S’agissant de la décision refusant l’octroi d’un délai de départ volontaire :
- elle est entachée d’un défaut de motivation ;
- elle est illégale en raison de l’illégalité de la décision portant obligation de quitter le territoire français ;
- elle est entachée d’un défaut d’examen particulier de sa situation personnelle ;
- elle est entachée d’une erreur manifeste d’appréciation.
S’agissant de la décision fixant le pays de destination :
- elle est insuffisamment motivée ;
- elle est illégale en raison de l’illégalité de la décision portant obligation de quitter le territoire français ;
- elle est entachée d’un défaut d’examen particulier de sa situation personnelle ;
- elle méconnaît les stipulations de l’article 8 de la convention européenne de sauvegarde des droits de l’homme et des libertés fondamentales ;
- elle est entachée d’une erreur manifeste d’appréciation de ses conséquences sur sa situation personnelle.
S’agissant de la décision portant interdiction de retour sur le territoire français pour une durée d’un an :
- elle est insuffisamment motivée ;
- elle est illégale en raison de l’illégalité de la décision portant obligation de quitter le territoire français ;
- elle est entachée d’un défaut d’examen particulier de sa situation personnelle ;
- elle méconnaît les dispositions des articles L. 612-6 et suivants du code de l’entrée et du séjour des étrangers et du droit d’asile dès lors qu’il appartient à l’autorité administrative de prendre en compte les circonstances humanitaires qui peuvent exister ;
- elle méconnaît les stipulations de l’article 8 de la convention européenne de sauvegarde des droits de l’homme et des libertés fondamentales ;
- elle est entachée d’une erreur manifeste d’appréciation.
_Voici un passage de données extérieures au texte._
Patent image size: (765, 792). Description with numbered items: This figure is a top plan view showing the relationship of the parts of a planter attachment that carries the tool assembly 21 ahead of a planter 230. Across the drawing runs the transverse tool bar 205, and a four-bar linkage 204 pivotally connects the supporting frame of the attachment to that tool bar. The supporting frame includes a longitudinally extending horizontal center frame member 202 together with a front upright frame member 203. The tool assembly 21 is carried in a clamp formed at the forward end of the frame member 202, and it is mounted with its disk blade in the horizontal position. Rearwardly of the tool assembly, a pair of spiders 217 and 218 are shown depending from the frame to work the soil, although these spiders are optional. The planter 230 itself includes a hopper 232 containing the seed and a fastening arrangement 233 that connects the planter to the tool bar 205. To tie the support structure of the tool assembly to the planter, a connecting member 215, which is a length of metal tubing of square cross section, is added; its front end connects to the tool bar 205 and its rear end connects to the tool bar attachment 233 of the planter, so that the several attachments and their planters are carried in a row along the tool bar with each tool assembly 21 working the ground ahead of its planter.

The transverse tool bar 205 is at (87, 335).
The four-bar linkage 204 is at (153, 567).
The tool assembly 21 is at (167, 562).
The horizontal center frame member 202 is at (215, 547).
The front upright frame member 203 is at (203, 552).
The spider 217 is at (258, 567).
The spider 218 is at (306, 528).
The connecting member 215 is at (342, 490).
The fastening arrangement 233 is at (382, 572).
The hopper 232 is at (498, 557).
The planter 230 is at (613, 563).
Par un mémoire en défense, enregistré le 19 février 2026, le préfet du Nord conclut au rejet de la requête.
Il soutient que les moyens soulevés par M. C… ne sont pas fondés.
M. C… a été admis au bénéfice de l’aide juridictionnelle totale par une décision du 4 novembre 2024.
Vu les autres pièces du dossier.
Vu :
- la convention européenne de sauvegarde des droits de l’homme et des libertés fondamentales ;
- le code de l’entrée et du séjour des étrangers et du droit d’asile ;
- le code des relations entre le public et l’administration ;
- la loi n° 91-647 du 10 juillet 1991 ;
- le code de justice administrative.
La présidente de la formation de jugement a dispensé la rapporteure publique, sur sa proposition, de prononcer des conclusions à l’audience.
Les parties ont été régulièrement averties du jour de l’audience.
Le rapport de Mme A… a été entendu au cours de l’audience publique.
Considérant ce qui suit :
M. C…, ressortissant tunisien né le 30 mai 2002, déclare être entré sur le territoire français en 2022. Par un arrêté du 17 septembre 2024, dont il demande l’annulation, le préfet du Nord lui a fait obligation de quitter le territoire français sans délai, a fixé le pays de destination de cette mesure d’éloignement et lui a fait interdiction de retourner sur le territoire français pour une durée d’un an.
Sur les conclusions à fin d’admission au bénéfice de l’aide juridictionnelle à titre provisoire :
Par une décision du 4 novembre 2024, M. C… a été admis au bénéfice de l’aide juridictionnelle totale. Par suite, les conclusions de la requête tendant à son admission au bénéfice de l’aide juridictionnelle à titre provisoire sont devenues sans objet. Il n’y a pas lieu d’y statuer.
Sur les conclusions à fin d’annulation :
En ce qui concerne le moyen commun à l’ensemble des décisions attaquées :
L’arrêté attaqué, qui n’avait pas à indiquer de manière exhaustive l’ensemble des éléments afférents à la situation personnelle et familiale du requérant, mentionne, avec une précision suffisante, les considérations de droit et de fait qui en constituent le fondement. En particulier, la motivation de la décision portant interdiction de retour sur le territoire français atteste que les critères prévus à l’article L. 612-10 du code de l’entrée et du séjour des étrangers et du droit d’asile ont été pris en compte. Par suite, les moyens tirés de l’insuffisante motivation et du défaut de motivation des décisions contenues dans l’arrêté contesté doivent être écartés.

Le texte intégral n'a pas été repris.